Na primeira pesquisa1 buscamos analisar a apropriação pelos deputados federais das ferramentas digitais “Fale com o Deputado”, “Fórum” e “Salas de Chat” disponibilizadas pelo Portal da Câmara dos Deputados2 através de uma pesquisa quantitativa3. Em relação à questão sobre a apropriação das ferramentas analisadas pelos parlamentares, os dados coletados nos permitem afirmar que esses dispositivos digitais são pouco utilizados pelos nossos representantes. A partir do índice de utilização das ferramentas digitais por nós desenvolvido, pudemos constatar que apenas 51,3% dos parlamentares possuem um índice alto de utilização delas, 16,2% possuem um índice médio de uso e 32,5% possuem um índice baixo de utilização dessas ferramentas.

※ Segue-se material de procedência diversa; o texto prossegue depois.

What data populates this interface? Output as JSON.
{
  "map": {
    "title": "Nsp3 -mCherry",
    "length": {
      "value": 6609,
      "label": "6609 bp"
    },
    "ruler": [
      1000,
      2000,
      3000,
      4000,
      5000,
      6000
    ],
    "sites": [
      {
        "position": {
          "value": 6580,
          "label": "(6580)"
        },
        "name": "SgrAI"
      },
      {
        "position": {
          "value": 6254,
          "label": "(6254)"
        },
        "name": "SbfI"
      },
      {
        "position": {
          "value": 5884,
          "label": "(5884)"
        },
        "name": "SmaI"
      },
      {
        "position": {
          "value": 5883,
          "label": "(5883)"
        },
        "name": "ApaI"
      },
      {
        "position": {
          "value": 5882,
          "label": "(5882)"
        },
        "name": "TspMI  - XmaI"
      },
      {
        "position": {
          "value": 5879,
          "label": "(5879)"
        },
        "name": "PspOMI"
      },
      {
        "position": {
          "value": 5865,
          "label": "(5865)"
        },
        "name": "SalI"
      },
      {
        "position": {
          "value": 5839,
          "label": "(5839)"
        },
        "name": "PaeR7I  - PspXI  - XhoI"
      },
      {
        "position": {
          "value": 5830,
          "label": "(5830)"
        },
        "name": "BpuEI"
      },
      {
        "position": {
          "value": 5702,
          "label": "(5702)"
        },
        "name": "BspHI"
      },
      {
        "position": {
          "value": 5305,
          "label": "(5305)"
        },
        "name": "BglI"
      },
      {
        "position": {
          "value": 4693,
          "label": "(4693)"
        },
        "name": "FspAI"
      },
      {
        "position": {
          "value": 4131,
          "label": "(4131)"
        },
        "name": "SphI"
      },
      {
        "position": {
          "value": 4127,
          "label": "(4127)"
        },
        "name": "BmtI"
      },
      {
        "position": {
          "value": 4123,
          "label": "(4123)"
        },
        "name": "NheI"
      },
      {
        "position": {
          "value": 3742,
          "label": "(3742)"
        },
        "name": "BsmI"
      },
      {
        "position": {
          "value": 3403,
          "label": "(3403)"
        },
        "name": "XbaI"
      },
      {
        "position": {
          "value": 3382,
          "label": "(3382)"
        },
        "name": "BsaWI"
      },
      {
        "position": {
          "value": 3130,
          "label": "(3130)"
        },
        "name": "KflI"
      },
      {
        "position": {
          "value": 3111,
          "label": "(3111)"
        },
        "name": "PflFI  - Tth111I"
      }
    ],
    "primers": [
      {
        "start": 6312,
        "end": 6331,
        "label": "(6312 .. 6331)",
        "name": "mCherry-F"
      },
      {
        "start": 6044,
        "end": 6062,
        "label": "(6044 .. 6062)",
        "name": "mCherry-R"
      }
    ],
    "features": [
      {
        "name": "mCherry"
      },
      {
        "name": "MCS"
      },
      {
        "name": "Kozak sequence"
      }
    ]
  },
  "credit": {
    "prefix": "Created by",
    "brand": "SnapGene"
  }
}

A segunda questão que nos motivou durante a pesquisa foi a possibilidade das interações digitais entre cidadãos e parlamentares influenciarem as decisões destes últimos. Duas foram as possibilidades desenvolvidas no questionário: a primeira, na qual os parlamentares seriam influenciados pelas posições dos cidadãos quando aqueles não tivessem uma opinião formada sobre o tema em discussão. Outra questão que levantamos foi a possibilidade de os parlamentares modificarem suas posições já estabelecidas em função da interação digital com os cidadãos. Os resultados encontrados foram bastante interessantes. Os parlamentares que fazem um alto uso dos dispositivos digitais (64,4%) são os mais influenciados pelas posições dos cidadãos manifestadas nas ferramentas digitais quando há questões em conflito. Quando não há questões em conflito entre representantes e representados, os parlamentares que fazem alto uso das ferramentas também são aqueles mais sujeitos a serem influenciados (58,9%).

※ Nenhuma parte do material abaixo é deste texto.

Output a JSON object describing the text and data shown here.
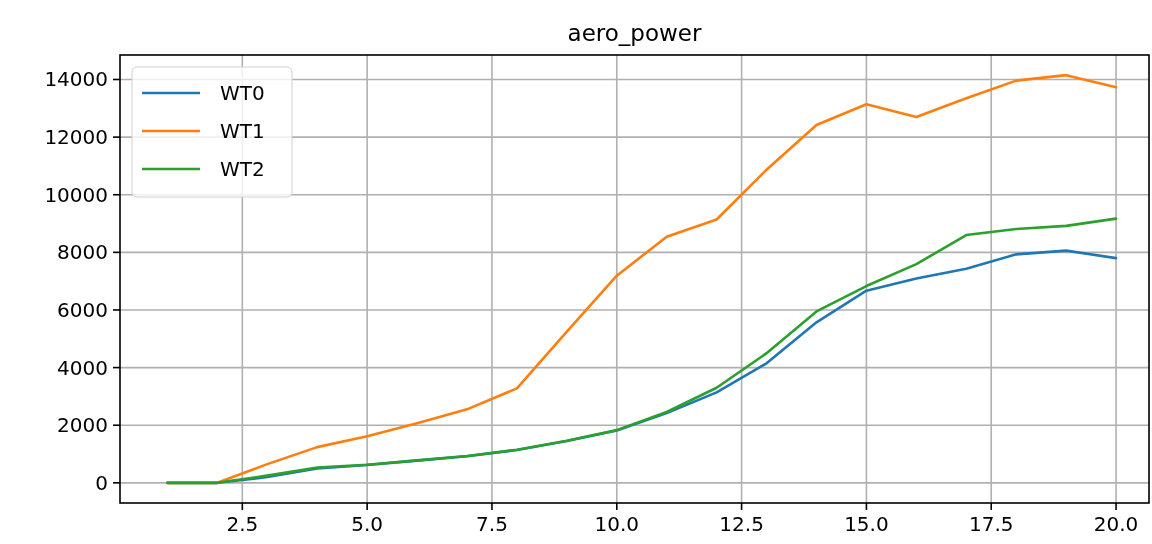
{
  "chart_data": {
    "type": "line",
    "title": "aero_power",
    "x": [
      1,
      2,
      3,
      4,
      5,
      6,
      7,
      8,
      9,
      10,
      11,
      12,
      13,
      14,
      15,
      16,
      17,
      18,
      19,
      20
    ],
    "series": [
      {
        "name": "WT0",
        "color": "#1f77b4",
        "values": [
          0,
          0,
          200,
          500,
          620,
          770,
          920,
          1140,
          1450,
          1820,
          2420,
          3140,
          4150,
          5570,
          6670,
          7090,
          7430,
          7930,
          8060,
          7800
        ]
      },
      {
        "name": "WT1",
        "color": "#ff7f0e",
        "values": [
          0,
          0,
          650,
          1240,
          1620,
          2070,
          2550,
          3280,
          5250,
          7190,
          8540,
          9140,
          10870,
          12420,
          13140,
          12700,
          13350,
          13960,
          14150,
          13730
        ]
      },
      {
        "name": "WT2",
        "color": "#2ca02c",
        "values": [
          0,
          0,
          250,
          530,
          630,
          780,
          930,
          1150,
          1460,
          1830,
          2460,
          3300,
          4500,
          5950,
          6830,
          7590,
          8600,
          8810,
          8920,
          9170
        ]
      }
    ],
    "xlim": [
      0.05,
      20.66
    ],
    "ylim": [
      -700,
      14850
    ],
    "xticks": [
      {
        "value": 2.5,
        "label": "2.5"
      },
      {
        "value": 5,
        "label": "5.0"
      },
      {
        "value": 7.5,
        "label": "7.5"
      },
      {
        "value": 10,
        "label": "10.0"
      },
      {
        "value": 12.5,
        "label": "12.5"
      },
      {
        "value": 15,
        "label": "15.0"
      },
      {
        "value": 17.5,
        "label": "17.5"
      },
      {
        "value": 20,
        "label": "20.0"
      }
    ],
    "yticks": [
      0,
      2000,
      4000,
      6000,
      8000,
      10000,
      12000,
      14000
    ],
    "grid": true,
    "legend": "top left",
    "marker": "none",
    "line_style": "solid"
  }
}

A segunda pesquisa4 analisou a apropriação das redes sociais digitais5 por parlamentares da Assembleia Legislativa de Minas Gerais (ALMG) no período de março a setembro de 20136. Os resultados são bem interessantes, pois dos espaços de sociabilidade digitais analisados todos foram apropriados por pelo menos 50% dos representantes (com exceção dos blogs), sendo que 66 possuem Twitter; 59, canais no YouTube; 48, página no Facebook; 49, perfil no Facebook; e 39, Flickr. Outro dado relevante é a constatação de que 63 de 77 parlamentares mineiros se apropriaram de mais de quatro das oito ferramentas digitais analisadas.

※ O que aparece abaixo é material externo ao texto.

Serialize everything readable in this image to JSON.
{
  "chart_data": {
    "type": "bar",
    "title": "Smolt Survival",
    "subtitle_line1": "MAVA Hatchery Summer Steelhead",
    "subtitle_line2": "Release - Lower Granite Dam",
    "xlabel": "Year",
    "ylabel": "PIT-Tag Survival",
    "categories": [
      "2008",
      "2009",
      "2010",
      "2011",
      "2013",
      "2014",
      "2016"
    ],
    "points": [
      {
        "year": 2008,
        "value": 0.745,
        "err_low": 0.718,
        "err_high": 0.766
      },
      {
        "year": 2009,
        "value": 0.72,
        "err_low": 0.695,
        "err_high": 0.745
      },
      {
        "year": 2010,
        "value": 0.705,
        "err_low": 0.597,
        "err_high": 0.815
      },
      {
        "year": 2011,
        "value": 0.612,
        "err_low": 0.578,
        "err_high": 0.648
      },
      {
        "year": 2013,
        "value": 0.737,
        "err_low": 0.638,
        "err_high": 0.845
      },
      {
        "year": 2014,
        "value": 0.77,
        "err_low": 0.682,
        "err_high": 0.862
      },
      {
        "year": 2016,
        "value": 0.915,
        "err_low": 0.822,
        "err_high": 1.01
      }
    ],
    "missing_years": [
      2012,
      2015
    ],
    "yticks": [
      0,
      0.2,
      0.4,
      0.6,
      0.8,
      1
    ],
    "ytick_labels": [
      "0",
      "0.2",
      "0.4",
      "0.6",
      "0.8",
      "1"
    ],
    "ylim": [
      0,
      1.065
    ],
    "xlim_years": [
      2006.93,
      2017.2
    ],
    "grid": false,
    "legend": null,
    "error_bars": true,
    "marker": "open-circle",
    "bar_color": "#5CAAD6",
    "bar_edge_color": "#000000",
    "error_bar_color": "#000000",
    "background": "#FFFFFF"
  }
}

Mesmo levando em consideração que as pesquisas tratam de representantes de níveis distintos (Câmara Federal e Assembleia Legislativa Estadual), a partir da comparação entre esses dois universos pudemos constatar que os representantes, de uma forma geral, tendem a se apropriar mais das redes sociais digitais privadas que dos espaços institucionais digitais. Não sabemos se alguns parlamentares partem do pressuposto de que os cidadãos não participam dos espaços institucionais digitais criados pelas casas legislativas ou se simplesmente estão preocupados em adotar uma “linguagem” mais contemporânea de comunicação, mas fica claro o esforço em ir às redes sociais digitais na tentativa de interagir com os cidadãos, indo até onde estes se encontram.
 

Marcus Abílio Pereira é professor do Departamento de Ciência Política da Universidade Federal de Minas Gerais (DCP-UFMG).

 


1  Esta pesquisa foi desenvolvida conjuntamente com o professor Manoel Leonardo Santos e com a doutoranda Helga do Nascimento de Almeida, ambos do programa de pós-graduação do DCP-UFMG.
2  http://www2.camara.gov.br/
3  O survey foi realizado em 2010 e conta com uma amostra de 129 dos 513 parlamentares da Câmara dos Deputados, o que representa 25,1% da população. Para um nível de confiança de 95%, o erro teórico é de ±7,4 para o conjunto da amostra. A amostra é estratificada por partidos e apresenta diferentes erros para cada um deles. Mas, como não são realizadas aqui análises por partidos, considera-se o erro amostral para o conjunto dos dados.
4  Esta pesquisa foi desenvolvida em parceria com a professora Natália Guimarães Duarte Satyro, professora do Programa de Pós-Graduação em Ciência Política do DCP-UFMG.  
5  Site pessoal, Orkut, blog, perfil no Facebook, página no Facebook, YouTube, Twitter e Flickr.
6  Para tanto, desenvolvemos um banco de dados que contém informações acerca da presença e do tempo de permanência dos parlamentares nessas plataformas digitais, assim como a intensidade do uso das ferramentas.